Identifying the property - The description is key to satisfying the identification rules. The rules provide that the property must be unambiguously described. Real property is generally unambiguously described if it is described by a legal description, street address, or distinguishable name. For example, the "Empire State Building, New York, New York" should suffice. But for other less well known properties, a street address and/or legal description are the safest route. Be careful if using only a street address, as it is quite easy to transpose the numbers in a street address, with the result that you have unintentionally identified a completely different property.

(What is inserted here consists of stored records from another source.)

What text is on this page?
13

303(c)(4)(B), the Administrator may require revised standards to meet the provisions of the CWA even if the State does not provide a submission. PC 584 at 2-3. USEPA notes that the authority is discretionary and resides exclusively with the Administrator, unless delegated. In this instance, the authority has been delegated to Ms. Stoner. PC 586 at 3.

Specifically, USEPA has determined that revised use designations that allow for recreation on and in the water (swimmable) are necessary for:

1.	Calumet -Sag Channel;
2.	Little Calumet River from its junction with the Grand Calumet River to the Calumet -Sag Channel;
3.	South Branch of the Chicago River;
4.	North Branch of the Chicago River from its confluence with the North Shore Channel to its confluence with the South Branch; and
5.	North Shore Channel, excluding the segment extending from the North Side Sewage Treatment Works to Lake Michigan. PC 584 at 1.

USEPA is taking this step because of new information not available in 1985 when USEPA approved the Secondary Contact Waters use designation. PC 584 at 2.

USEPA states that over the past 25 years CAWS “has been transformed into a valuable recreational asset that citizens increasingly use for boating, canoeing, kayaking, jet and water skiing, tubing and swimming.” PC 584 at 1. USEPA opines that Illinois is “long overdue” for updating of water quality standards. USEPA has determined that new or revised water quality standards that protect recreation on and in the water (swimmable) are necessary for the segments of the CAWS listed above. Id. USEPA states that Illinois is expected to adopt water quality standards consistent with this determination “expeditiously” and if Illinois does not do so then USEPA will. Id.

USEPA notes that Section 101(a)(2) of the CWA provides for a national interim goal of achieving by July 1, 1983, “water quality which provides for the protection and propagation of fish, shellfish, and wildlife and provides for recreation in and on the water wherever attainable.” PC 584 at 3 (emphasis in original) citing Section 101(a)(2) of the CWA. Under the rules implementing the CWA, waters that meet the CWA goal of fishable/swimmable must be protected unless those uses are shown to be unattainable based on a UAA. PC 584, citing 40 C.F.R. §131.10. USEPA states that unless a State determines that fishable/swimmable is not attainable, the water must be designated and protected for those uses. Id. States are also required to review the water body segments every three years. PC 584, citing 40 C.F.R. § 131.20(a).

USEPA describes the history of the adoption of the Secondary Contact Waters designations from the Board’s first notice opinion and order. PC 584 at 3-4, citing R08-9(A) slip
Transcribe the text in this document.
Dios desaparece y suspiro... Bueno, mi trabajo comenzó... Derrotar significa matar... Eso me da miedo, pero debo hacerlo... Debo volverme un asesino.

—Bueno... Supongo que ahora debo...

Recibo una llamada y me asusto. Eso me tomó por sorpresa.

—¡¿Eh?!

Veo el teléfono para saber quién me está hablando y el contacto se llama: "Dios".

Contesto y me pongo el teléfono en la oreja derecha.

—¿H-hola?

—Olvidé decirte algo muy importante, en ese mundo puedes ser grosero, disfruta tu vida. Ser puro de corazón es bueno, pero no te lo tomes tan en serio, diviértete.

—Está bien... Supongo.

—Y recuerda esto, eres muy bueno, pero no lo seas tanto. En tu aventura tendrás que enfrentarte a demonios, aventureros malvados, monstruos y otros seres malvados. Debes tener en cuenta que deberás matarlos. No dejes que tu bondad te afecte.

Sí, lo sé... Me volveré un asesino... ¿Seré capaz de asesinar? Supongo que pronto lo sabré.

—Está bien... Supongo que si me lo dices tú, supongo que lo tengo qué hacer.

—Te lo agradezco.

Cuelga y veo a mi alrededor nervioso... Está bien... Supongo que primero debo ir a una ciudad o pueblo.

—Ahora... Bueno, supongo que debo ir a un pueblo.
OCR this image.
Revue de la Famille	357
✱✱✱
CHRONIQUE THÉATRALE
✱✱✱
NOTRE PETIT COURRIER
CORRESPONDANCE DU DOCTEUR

To simplify matters, if you are acquiring a building with personal property, such as an apartment building with lobby furniture, washers, and dryers, those properties are considered part of the apartment building so long as that property is typically transferred with the real property, and the total FMV of the personal property does not exceed 15% of the FMV of the building. If those requirements are met, the personal property need not be identified separately, and it is permissible to simply identify the building by itself.
Revoking the identification - If you change your mind about the property you want to acquire, or if someone else buys the property you want before the end of the identification period, you can revoke or amend your previous identifications up until midnight on the 45th day after the sale of your first property sold in the exchange. Do not hesitate to use this technique to keep your options open and stay in the 1031 exchange game!

Kelly Alton is executive vice president, general counsel for NES Financial Corp., San Jose, CA.